Innovate and Die? Wait a minute . . .

11 Aug 2004|Added Value

Why is it that sometimes a truly innovative product or service just doesn’t make it in the real world? Didn’t they do the research? Is it just ahead of its time?

Two recent articles in the The New York Times—one about how TiVo is “struggling” and another in Stuart Elliott’s “In Advertising” weekly email newsletter about the potential growth of satellite radio—got me thinking about how such a seemingly counter-intuitive situation could arise.

Isn’t everyone, from industry pundits to “regular” people, talking about how great TiVo is and how this “killer” app is going to change the way we consume media? The advertising community is searching for a way to either leverage or bypass the breakthrough technology.

On the other hand, I remember the first time I heard about satellite radio. My first reaction was “why would I pay monthly for something I already get for free?” It’s pretty easy to change stations to avoid commercials or simply play my own CDs.

So why is TiVo in danger while the satellite radio brands are expected to grow? I think part of the answer lies in the strategic corporate partnerships these companies have forged, which intentionally or not, point to the importance of understanding end-users’ behavior on a deeper and contextual level.

My initial reaction to satellite radio notwithstanding, I have noticed and been impressed with the presence these brands have been able to achieve. When renting a car at Hertz, I couldn’t help but notice the promotion to get Sirius radio in my car. Both Sirius and XM have partnerships with auto makers that let you get a satellite radio installed when you buy a car; XM has deals with its investors GM and Honda as well as with Toyota and Nissan, while Sirius is available on Ford and Daimler-Chrysler brands.

These deals all make sense given how people actually behave when it comes to using and buying radio. Most people “buy” their car audio system when they purchase the car to begin with, and pick out all the various options. The Hertz deal is a great idea. When you’re in another city, you might not know what station plays your favorite music; even I was tempted to try it out!

TiVo’s underlying concept is rooted in an understanding of how people wish they could watch TV: what they want, when they want it. And it does a great job at that. But how many people will actually go the effort of driving to the store or going to TiVo’s website to buy the thing?

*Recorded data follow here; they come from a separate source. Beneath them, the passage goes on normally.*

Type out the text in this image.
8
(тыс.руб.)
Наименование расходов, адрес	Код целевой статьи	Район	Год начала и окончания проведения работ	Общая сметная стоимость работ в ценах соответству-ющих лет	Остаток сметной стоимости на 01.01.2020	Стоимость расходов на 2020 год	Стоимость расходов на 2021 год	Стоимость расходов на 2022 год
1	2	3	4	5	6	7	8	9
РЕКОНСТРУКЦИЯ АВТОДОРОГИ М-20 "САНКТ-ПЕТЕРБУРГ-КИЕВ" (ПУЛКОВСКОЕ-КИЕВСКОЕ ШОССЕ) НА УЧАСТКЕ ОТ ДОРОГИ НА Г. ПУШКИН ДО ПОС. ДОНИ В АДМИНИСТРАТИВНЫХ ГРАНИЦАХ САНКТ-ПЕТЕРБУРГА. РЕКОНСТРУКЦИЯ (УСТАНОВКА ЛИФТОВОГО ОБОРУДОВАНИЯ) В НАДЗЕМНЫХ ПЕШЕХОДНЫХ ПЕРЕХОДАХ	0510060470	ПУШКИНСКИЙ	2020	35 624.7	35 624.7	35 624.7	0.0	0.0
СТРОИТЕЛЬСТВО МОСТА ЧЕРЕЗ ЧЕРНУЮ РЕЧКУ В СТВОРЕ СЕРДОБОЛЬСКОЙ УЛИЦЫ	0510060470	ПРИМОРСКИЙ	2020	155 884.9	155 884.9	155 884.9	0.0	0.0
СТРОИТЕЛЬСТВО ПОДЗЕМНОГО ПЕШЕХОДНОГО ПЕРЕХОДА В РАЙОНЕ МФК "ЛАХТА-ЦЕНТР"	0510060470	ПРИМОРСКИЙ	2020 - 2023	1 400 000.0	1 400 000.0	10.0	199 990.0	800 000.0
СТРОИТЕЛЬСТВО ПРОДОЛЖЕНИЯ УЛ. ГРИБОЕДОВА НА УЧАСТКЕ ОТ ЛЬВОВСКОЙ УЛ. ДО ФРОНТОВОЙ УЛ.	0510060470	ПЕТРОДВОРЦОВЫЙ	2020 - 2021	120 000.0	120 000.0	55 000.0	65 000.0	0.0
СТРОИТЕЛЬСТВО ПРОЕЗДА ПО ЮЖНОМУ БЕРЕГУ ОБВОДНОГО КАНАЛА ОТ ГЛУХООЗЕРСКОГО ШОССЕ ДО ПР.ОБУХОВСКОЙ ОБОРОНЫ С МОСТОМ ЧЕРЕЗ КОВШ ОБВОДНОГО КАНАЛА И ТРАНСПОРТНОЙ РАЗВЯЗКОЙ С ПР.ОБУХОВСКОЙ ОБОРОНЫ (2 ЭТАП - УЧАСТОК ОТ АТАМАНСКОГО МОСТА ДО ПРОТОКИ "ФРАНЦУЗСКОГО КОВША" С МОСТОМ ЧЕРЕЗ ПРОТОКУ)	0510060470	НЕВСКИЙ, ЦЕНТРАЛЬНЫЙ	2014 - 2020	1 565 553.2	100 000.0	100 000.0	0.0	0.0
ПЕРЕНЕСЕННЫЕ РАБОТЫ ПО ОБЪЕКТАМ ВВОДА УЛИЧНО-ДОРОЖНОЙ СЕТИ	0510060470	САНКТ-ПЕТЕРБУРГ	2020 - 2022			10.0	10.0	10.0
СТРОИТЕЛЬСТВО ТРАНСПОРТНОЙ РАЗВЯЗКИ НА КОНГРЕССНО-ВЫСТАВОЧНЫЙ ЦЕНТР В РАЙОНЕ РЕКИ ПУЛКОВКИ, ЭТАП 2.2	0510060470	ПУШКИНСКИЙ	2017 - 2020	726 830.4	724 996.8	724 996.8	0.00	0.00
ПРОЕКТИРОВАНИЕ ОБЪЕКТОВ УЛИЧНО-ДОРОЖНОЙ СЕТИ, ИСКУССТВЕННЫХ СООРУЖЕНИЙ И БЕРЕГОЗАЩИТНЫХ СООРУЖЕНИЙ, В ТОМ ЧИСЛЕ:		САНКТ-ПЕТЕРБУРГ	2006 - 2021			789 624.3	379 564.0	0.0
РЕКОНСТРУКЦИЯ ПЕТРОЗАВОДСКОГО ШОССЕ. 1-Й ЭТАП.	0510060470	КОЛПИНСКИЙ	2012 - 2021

TiVo has a partnership with DirecTV, which as the Times article points out “is TiVo’s biggest distributor; in fact, more customers subscribe to the TiVo service through DirecTV than through TiVo itself.” But now DirecTV is going to offer its customers an alternative DVR (digital video recorder, the generic term for the category TiVo helped create).

This situation really highlights the importance of a business studying not just the consumer, but all the forces at play, especially suppliers and distribution channels. GM and Honda aren’t just XM’s partners, they’re investors; it’s unlikely they’ll distribute a competing satellite radio anytime soon. Yes DirecTV invested in TiVo, but their core business competencies are much closer and the line is a lot blurrier.

Moreover, the satellite radio brands have multiple distribution points; XM and Sirius have deals with leading retailers like Best Buy, Circuit City and Wal-Mart. In contrast, TiVo has not been able to create partnerships with the cable companies, who are already rolling out DVR features as add-ons to cable subscribers. The DVR features are usually integrated into the cable box and priced as an additional monthly fee. The adoption is less “painful” since there is no need to buy a new box or pay a large upfront cost. This is great for cable subscribers who are already used to ordering new channels, upgrading to digital, or buying videos on demand. In effect, the service is brought to them.

So what’s the bottom line? For a brand to win in the marketplace and not be relegated to the Betamax pile of first-mover losers, it needs to take into account more than just how much people like something or if they will use it. An understanding of the broader context, including existing behavior patterns, how and when they buy or make purchase decisions, and the complex business forces at play, is crucial. This is an area where more in-depth study such as ethnography and observational research, as well as strategic marketplace assessment can be very useful.

I bet that TiVo did really well in concept testing and prototype research. Its early adopters swear by it, and “to TiVo something” is already becoming an everyday colloquialism. But whether or not the company can leverage how people choose and buy media will determine if TiVo becomes a future linguistic mystery or the “Kleenex” of DVRs.